I wish we didn't have to bother with all this shit, custy, but what do you do with the parents who are too daft, too stoned or just too bloody confused to get their arse in gear? You can't just kiss off that part of the generation, can you?

Trouble if if youv;e done fuck all with and for your kids in 12 years, you have one hell of a job if you try to do it all as the hormone pixie kicks in!

I wish we could just write honest simple reports.

'your son is bright, but will not achieve anything as he is too arogant to take advice and too lazy to do any work'

That would ring a few bells.

Instead we have to write, 'x is a bright boy who can produve work of a reasonable standard when he chooses' Loda shite IMHO.

Have to say it like it is.

Tortington · 05/06/2006 20:20

i dont know the answer am just a serial complainer Grin

sheepgomeep · 08/06/2006 12:39

I can't afford forty pounds extra a month to pay for school meals.
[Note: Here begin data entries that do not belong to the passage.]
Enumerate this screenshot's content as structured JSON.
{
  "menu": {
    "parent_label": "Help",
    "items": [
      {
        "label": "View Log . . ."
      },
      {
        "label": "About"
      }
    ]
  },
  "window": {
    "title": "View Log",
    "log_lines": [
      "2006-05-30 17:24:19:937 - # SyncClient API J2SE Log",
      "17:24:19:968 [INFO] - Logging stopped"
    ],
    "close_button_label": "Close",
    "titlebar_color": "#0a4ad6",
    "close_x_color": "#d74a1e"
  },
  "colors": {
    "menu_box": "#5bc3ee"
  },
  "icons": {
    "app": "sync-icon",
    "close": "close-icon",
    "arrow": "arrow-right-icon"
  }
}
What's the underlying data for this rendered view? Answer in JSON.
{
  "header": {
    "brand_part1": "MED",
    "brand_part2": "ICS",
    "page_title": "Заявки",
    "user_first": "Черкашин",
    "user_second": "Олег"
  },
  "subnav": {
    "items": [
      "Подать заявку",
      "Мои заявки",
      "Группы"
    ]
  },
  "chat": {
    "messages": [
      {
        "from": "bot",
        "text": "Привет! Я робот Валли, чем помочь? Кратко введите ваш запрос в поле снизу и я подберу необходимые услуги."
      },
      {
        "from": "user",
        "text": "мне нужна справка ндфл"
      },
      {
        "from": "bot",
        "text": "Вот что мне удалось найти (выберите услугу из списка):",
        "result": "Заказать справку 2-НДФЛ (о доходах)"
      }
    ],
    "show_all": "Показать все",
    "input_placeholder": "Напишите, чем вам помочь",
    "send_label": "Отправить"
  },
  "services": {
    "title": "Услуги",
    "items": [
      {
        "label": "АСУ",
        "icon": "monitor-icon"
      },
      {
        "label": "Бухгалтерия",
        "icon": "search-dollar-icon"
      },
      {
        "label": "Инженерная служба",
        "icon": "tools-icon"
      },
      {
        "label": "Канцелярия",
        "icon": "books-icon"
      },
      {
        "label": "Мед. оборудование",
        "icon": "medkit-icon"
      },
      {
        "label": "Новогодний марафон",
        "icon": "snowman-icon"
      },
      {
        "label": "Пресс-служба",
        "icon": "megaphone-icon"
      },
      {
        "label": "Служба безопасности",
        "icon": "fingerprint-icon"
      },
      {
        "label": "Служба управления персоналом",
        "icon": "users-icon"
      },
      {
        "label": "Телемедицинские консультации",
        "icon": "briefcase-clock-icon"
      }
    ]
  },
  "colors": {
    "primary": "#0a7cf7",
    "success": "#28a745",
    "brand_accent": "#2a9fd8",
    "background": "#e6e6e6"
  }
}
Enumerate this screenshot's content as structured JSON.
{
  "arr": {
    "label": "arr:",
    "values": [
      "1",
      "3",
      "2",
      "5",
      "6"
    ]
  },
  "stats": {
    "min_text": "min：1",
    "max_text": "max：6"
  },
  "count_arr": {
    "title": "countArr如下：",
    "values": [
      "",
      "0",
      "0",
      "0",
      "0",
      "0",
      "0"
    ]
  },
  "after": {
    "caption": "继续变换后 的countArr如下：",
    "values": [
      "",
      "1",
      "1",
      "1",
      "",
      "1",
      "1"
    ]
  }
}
The school where my kids are have recently increased thier prices in order to meet the cost of the ingredients used in the new school meals.

Maybe thats one of the reasons the national uptake of school dinners is down since jamies campaign.

The meals look lovely and I know my son would eat them but I just can't afford it.

As for a telly in my kids bedrooms never ever will I allow this. My dp girls have a telly in thiers at thier mums and have done since they were one year olds. Not surprisingly they both have sleep problems which we're trying to sort out for the one night a week in which we have them. Thier mum has them out till 11 pm some nights and they are only 2 and 4!